Monday, 20 July 2009

Power Napping and Creativity

In Australia you see billboards along the highways urging you to pull over and take a power nap if you feel tired.

As a touring musician I learned to take power naps (aka cat naps) long ago.

It started with early morning flights. I would try to catch up on the sleep I missed by dozing in my seat on the plane.

I would wake up confused and check my watch, only to discover that I had been asleep for less than ten minutes...yet I felt utterly transformed...refreshed...as if I had slept a whole night.

Last weekend I played an afternoon show at a festival in the south of England and then drove 457 miles to my home in Scotland.

I was extra-tired during the drive so I took two ten-minute power naps at motorway services along the way.

I arrived home at midnight feeling great.

Power naps enable you to leave everything behind for a brief moment in time, release stress, and recover perspective.

They give you energy.

The power nap is not only a useful tool for traveling (it's the best way to catch up with a new time zone, for example) and safe driving, but an important creative tool as well.
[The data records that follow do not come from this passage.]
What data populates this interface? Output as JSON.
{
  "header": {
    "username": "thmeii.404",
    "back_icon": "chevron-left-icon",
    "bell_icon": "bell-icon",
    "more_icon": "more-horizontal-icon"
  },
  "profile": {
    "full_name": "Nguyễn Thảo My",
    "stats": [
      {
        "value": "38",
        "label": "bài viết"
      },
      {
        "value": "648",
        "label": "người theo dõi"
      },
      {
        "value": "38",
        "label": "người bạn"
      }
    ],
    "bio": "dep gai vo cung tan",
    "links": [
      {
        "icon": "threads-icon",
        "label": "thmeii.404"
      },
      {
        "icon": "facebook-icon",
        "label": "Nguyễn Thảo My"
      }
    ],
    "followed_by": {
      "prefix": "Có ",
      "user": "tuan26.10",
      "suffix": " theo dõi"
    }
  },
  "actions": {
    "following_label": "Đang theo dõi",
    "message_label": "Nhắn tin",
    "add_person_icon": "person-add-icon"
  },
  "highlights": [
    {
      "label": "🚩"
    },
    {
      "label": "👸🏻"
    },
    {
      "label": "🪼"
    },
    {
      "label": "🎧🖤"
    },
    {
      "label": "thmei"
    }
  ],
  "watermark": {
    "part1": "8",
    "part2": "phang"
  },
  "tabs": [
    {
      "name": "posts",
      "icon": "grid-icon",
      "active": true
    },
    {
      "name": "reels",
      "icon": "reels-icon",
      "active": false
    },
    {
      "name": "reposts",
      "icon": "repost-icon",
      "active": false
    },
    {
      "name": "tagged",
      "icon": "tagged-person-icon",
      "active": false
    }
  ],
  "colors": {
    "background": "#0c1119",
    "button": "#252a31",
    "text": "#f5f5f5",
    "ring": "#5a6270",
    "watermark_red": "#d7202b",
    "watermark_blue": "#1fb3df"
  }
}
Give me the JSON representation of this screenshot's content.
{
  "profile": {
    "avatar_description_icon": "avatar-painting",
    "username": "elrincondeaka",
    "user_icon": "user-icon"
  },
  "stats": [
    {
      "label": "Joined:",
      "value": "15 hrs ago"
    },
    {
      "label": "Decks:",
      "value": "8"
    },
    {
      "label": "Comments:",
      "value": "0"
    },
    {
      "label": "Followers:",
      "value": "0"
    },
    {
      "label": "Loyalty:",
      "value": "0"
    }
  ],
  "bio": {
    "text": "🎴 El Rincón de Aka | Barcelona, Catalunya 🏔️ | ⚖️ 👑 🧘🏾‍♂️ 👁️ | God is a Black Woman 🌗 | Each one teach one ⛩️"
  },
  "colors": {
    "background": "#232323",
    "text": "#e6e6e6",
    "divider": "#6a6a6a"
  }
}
These days I take a power nap whenever I need to solve a creative problem. I always emerge refreshed, focused, and with a new point of view.

I compare it to re-booting a computer. You just run better.

Is it lazy, self-indulgent etc., to stop what you're doing and take a power nap?

Absolutely not.

It might be a difficult thing to get away with socially, as in an office environment...but if you run your own business and/or have the flexibility to set your own schedule, it can improve the quality of your work and increase your productivity.

Whatever you do, a power nap can help you do it more creatively and efficiently.

1 comment:

  1. Good advice, Preston. I am a driving instructor who knows all too well about the dangers of driving continuously for periods of longer than 2 hours. What I hadn't considered however was the creative potential of this expediency. I will bear this in mind when I next get writer's block: I haven't worked on a piece of original music for a couple of years but I know it's just a matter of time.

    Probably not your taste, but I've stuck a couple of my home recordings on ReverbNation. The name is Martin O'Keefe-Liddard if you want to check them out. The first one was inspired by my happy relationship with my wife Sharon, the second was written after my cousin died in a car crash. You never know, something in these pieces which so few people have heard may serve as inspiration to you.

    As you will see, I am a strict amateur and have no wish to acquire a fan base etc in this field of endeavour.